Preston chuckled, but he was so busy trying to work out what Joanie’s defection might mean that he didn’t see the tall, dark-haired man who’d entered the restaurant until that man was standing in front of him.

“Excuse me, amigo. I’m sorry to bother you, but I have a quick question, if you don’t mind.”

Surprised by the interruption, Preston glanced up, and the man immediately shoved a photograph under his nose.

“Have you, by chance, seen my wife? Or my son?”

Preston stared dumbly at an image of Max grinning for the camera, and a much more sedate-looking Emma. Max’s smile appeared to be authentic, but Preston could easily guess that the slight curve of Emma’s lips was for the camera alone.

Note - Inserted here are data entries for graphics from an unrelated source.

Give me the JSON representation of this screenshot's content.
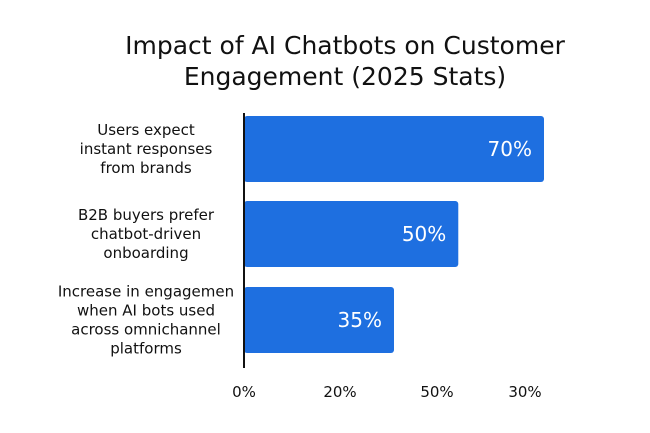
{
  "chart_data": {
    "type": "bar",
    "orientation": "horizontal",
    "title": "Impact of AI Chatbots on Customer\nEngagement (2025 Stats)",
    "categories": [
      [
        "Users expect",
        "instant responses",
        "from brands"
      ],
      [
        "B2B buyers prefer",
        "chatbot-driven",
        "onboarding"
      ],
      [
        "Increase in engagemen",
        "when AI bots used",
        "across omnichannel",
        "platforms"
      ]
    ],
    "values": [
      70,
      50,
      35
    ],
    "data_labels": [
      "70%",
      "50%",
      "35%"
    ],
    "x_ticks": [
      "0%",
      "20%",
      "50%",
      "30%"
    ],
    "xlim": [
      0,
      70
    ],
    "bar_color": "#1e6fe0",
    "grid": false,
    "legend": "none"
  }
}
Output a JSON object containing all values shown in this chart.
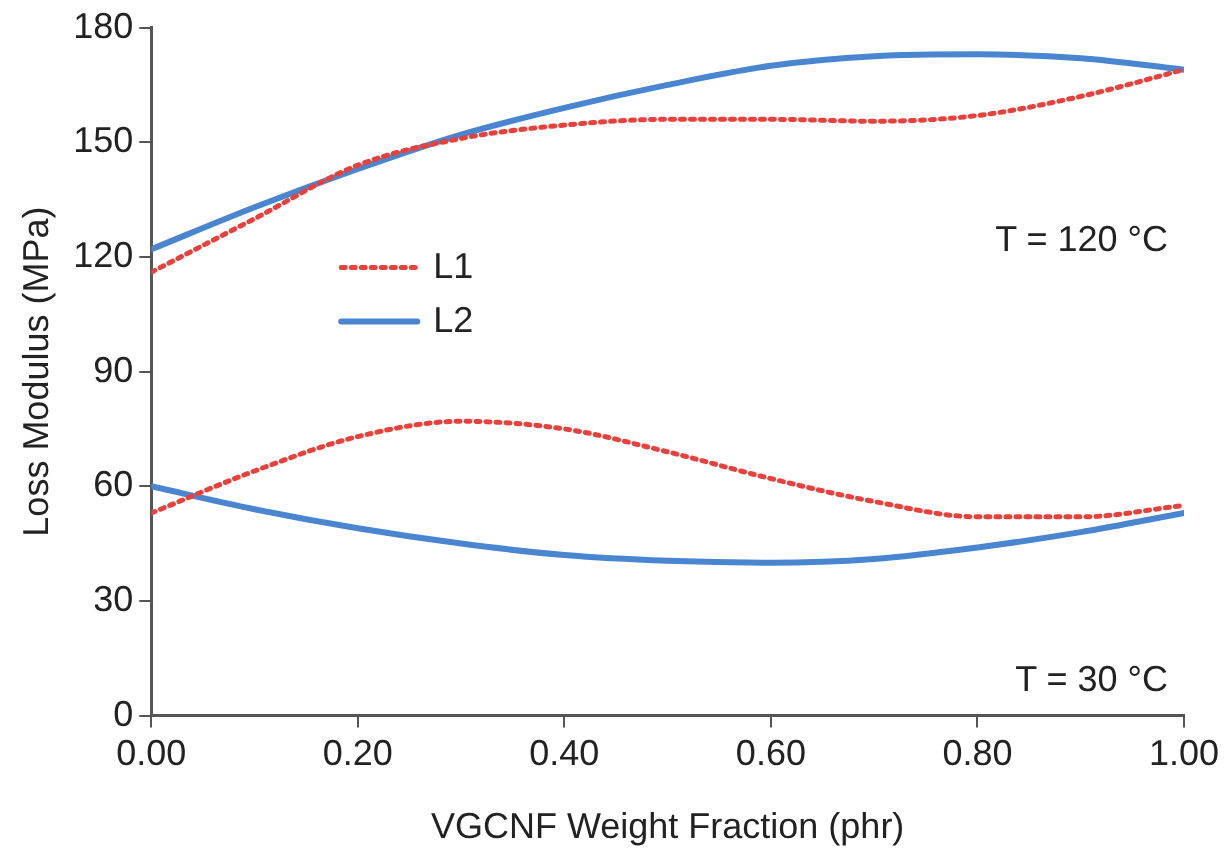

When he lifted his eyes to the clean-shaven man who had to be Manuel, he fought the urge to let his hands curl into fists. Manuel had called her his wife, but according to Emma they’d never married.

“I’ve got to go,” he told Gordon. “Thanks for the info. Call me if you find anything else.”

Arranging his expression into one of concern, Preston hung up and accepted the picture Manuel held out to him. It was slightly bent, as though it had been carried in a wallet of some sort, but it certainly wasn’t torn and shabby. Like Manuel’s blue fitted shirt and black slacks, there wasn’t a crease in it.

Preston noted the expensive sunglasses hooked into the opening of Manuel’s shirt, the thick gold medallion around his neck and the mammoth diamond ring that glittered on his little finger, and decided he definitely had an uptown flair. Manuel had even splashed on cologne—more than anybody should have the right to wear. Preston could barely stand it.

Evidently, Max’s dad took “dressing to impress” to a whole new level.